Tuesday 5.6.2018 at 15.30-16.30
Venue: Unioninkatu 37, room: Social Psychology Unit library

Abstract:

The cumulative adverse health effects associated with decades of physical inactivity are manifest by high rates of overweight and obesity, cardiovascular diseases, cancer, osteoporosis, diabetes type 2 and depression (Janssen & LeBlanc, 2010). This worrisome evolution is placing a significant health burden on the population and the nation’s health care systems. To be able to change physical activity trajectories of children and adolescents at risk, insights into determinants of physical activity are needed so that effective interventions in different settings such as the school (e.g., physical education) can be developed and implemented. In that respect, the role of motivation and the processes that support, as oppose to forestall, high-quality motivated engagement in physical activity has become an important avenue for research (e.g. Aelterman et al., 2012, Standage & Ryan, 2012; Haerens et al., 2015). Specifically, physical education (PE) teachers’ and sports coaches motivating style is suggested to play a large influential role for youngsters’ motivation towards and engagement in physically activity (e.g. Hagger et al., 2009; Haerens et al., 2018). Relying on evidence from Self-Determination Theory (SDT, Deci & Ryan, 2000), an influential and well-validated motivational theory, this talk aims to present some of the most recent literature on PE teachers’ and sports coaches’ motivating style in relation to youngsters’ motivation towards, and their engagement in lifelong physical activity. Studies will be presented that have documented specific real-life observable manifestations of physical education teachers’ motivating style (Reeve, 2004; Haerens et al., 2013), and we present a newly developed vignette-based questionnaire, entitled the Situation-in-School Questionnaire-Education (SISQ-education) (Aelterman et al., in preparation) that allows gaining a more integrative and fine-grained insight into motivating and demotivating teaching styles.

 

Information about the speakers:

 Leen Hearens is Associate Professor at the Department of Movement and Sports Sciences, Faculty of Medicine and Health Sciences of the Ghent University.  Her research program is centered around the question “how physical education teachers and sports coaches can motivate children and youngsters towards lifelong engagement in physical activity and sport”. To investigate this central question, different lines of research are set up, which all start from Self-Determination Theory (SDT, Deci & Ryan, 2000). She has particularly acquired expertise with respect to the development of self-report and observation scales that tap into teachers’ motivating style, and with the development of vignette-based experimental studies, and SDT-based intervention studies. Also, in her work, she moves beyond self-reports by including objective measures of physical activity, engagement, and performance. During the past years, she has published over 70 scientific manuscripts.

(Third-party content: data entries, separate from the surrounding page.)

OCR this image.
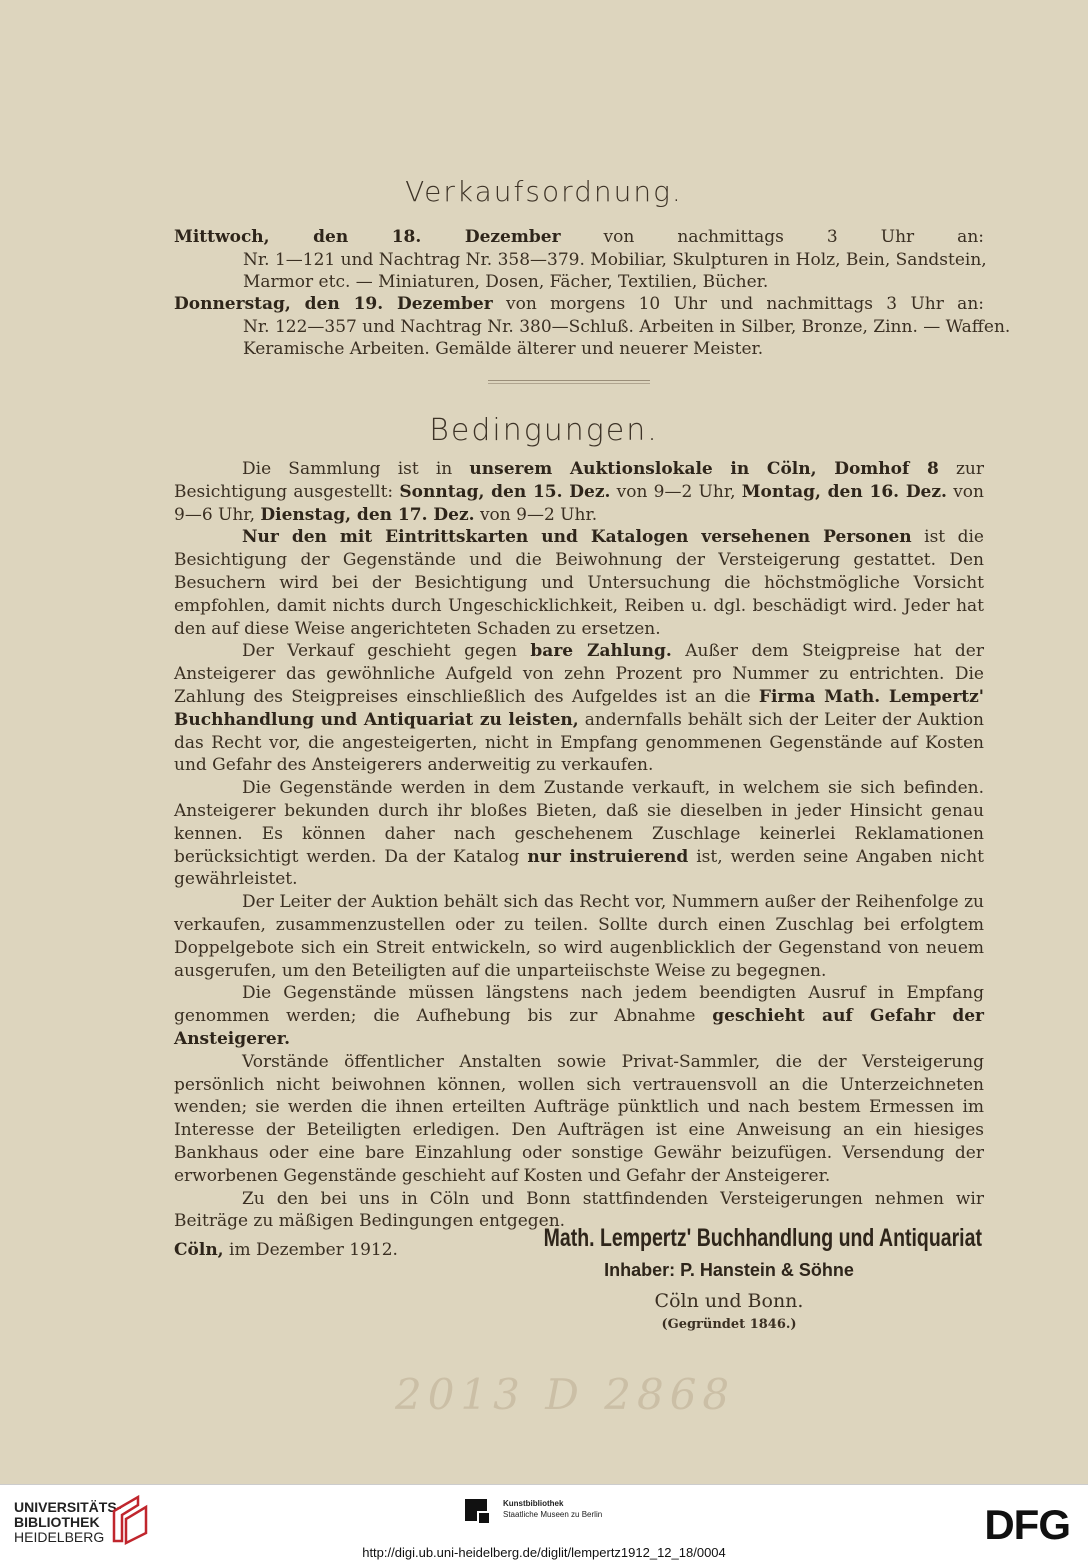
Verkaufsordnung.
Mittwoch, den 18. Dezember von nachmittags 3 Uhr an:
Nr. 1—121 und Nachtrag Nr. 358—379. Mobiliar, Skulpturen in Holz, Bein, Sandstein,
Marmor etc. — Miniaturen, Dosen, Fächer, Textilien, Bücher.
Donnerstag, den 19. Dezember von morgens 10 Uhr und nachmittags 3 Uhr an:
Nr. 122—357 und Nachtrag Nr. 380—Schluß. Arbeiten in Silber, Bronze, Zinn. — Waffen.
Keramische Arbeiten. Gemälde älterer und neuerer Meister.
Bedingungen.

Die Sammlung ist in unserem Auktionslokale in Cöln, Domhof 8 zur Besichtigung ausgestellt: Sonntag, den 15. Dez. von 9—2 Uhr, Montag, den 16. Dez. von 9—6 Uhr, Dienstag, den 17. Dez. von 9—2 Uhr.

Nur den mit Eintrittskarten und Katalogen versehenen Personen ist die Besichtigung der Gegenstände und die Beiwohnung der Versteigerung gestattet. Den Besuchern wird bei der Besichtigung und Untersuchung die höchstmögliche Vorsicht empfohlen, damit nichts durch Ungeschicklichkeit, Reiben u. dgl. beschädigt wird. Jeder hat den auf diese Weise angerichteten Schaden zu ersetzen.

Der Verkauf geschieht gegen bare Zahlung. Außer dem Steigpreise hat der Ansteigerer das gewöhnliche Aufgeld von zehn Prozent pro Nummer zu entrichten. Die Zahlung des Steigpreises einschließlich des Aufgeldes ist an die Firma Math. Lempertz' Buchhandlung und Antiquariat zu leisten, andernfalls behält sich der Leiter der Auktion das Recht vor, die angesteigerten, nicht in Empfang genommenen Gegenstände auf Kosten und Gefahr des Ansteigerers anderweitig zu verkaufen.

Die Gegenstände werden in dem Zustande verkauft, in welchem sie sich befinden. Ansteigerer bekunden durch ihr bloßes Bieten, daß sie dieselben in jeder Hinsicht genau kennen. Es können daher nach geschehenem Zuschlage keinerlei Reklamationen berücksichtigt werden. Da der Katalog nur instruierend ist, werden seine Angaben nicht gewährleistet.

Der Leiter der Auktion behält sich das Recht vor, Nummern außer der Reihenfolge zu verkaufen, zusammenzustellen oder zu teilen. Sollte durch einen Zuschlag bei erfolgtem Doppelgebote sich ein Streit entwickeln, so wird augenblicklich der Gegenstand von neuem ausgerufen, um den Beteiligten auf die unparteiischste Weise zu begegnen.

Die Gegenstände müssen längstens nach jedem beendigten Ausruf in Empfang genommen werden; die Aufhebung bis zur Abnahme geschieht auf Gefahr der Ansteigerer.

Vorstände öffentlicher Anstalten sowie Privat-Sammler, die der Versteigerung persönlich nicht beiwohnen können, wollen sich vertrauensvoll an die Unterzeichneten wenden; sie werden die ihnen erteilten Aufträge pünktlich und nach bestem Ermessen im Interesse der Beteiligten erledigen. Den Aufträgen ist eine Anweisung an ein hiesiges Bankhaus oder eine bare Einzahlung oder sonstige Gewähr beizufügen. Versendung der erworbenen Gegenstände geschieht auf Kosten und Gefahr der Ansteigerer.

Zu den bei uns in Cöln und Bonn stattfindenden Versteigerungen nehmen wir Beiträge zu mäßigen Bedingungen entgegen.

Cöln, im Dezember 1912.	Math. Lempertz' Buchhandlung und Antiquariat
Inhaber: P. Hanstein & Söhne
Cöln und Bonn.
(Gegründet 1846.)
2013 D 2868
UNIVERSITÄTS-
BIBLIOTHEK
HEIDELBERG
Kunstbibliothek
Staatliche Museen zu Berlin	DFG
http://digi.ub.uni-heidelberg.de/diglit/lempertz1912_12_18/0004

 Nathalie Aelterman is a postdoctoral research fellow (FWO) affiliated at the Department of Developmental-, Personality-, and Social Psychology, Faculty of Psychology and Educational Sciences of the Ghent University. She is mainly interested in applying Self-Determination Theory (SDT) in educational settings and sports. In her research she particularly focuses on the stimulating and undermining effects of the social environment and the question whether social agents can successfully be trained in adopting a (more) motivating style. She has acquired expertise in investigating these dynamics from a multi-informant perspective. Recently, she has developed an innovative, vignette-based questionnaire tapping into teachers’ (de)motivating styles. During the past years, she has (co-)authored 30 international scientific papers.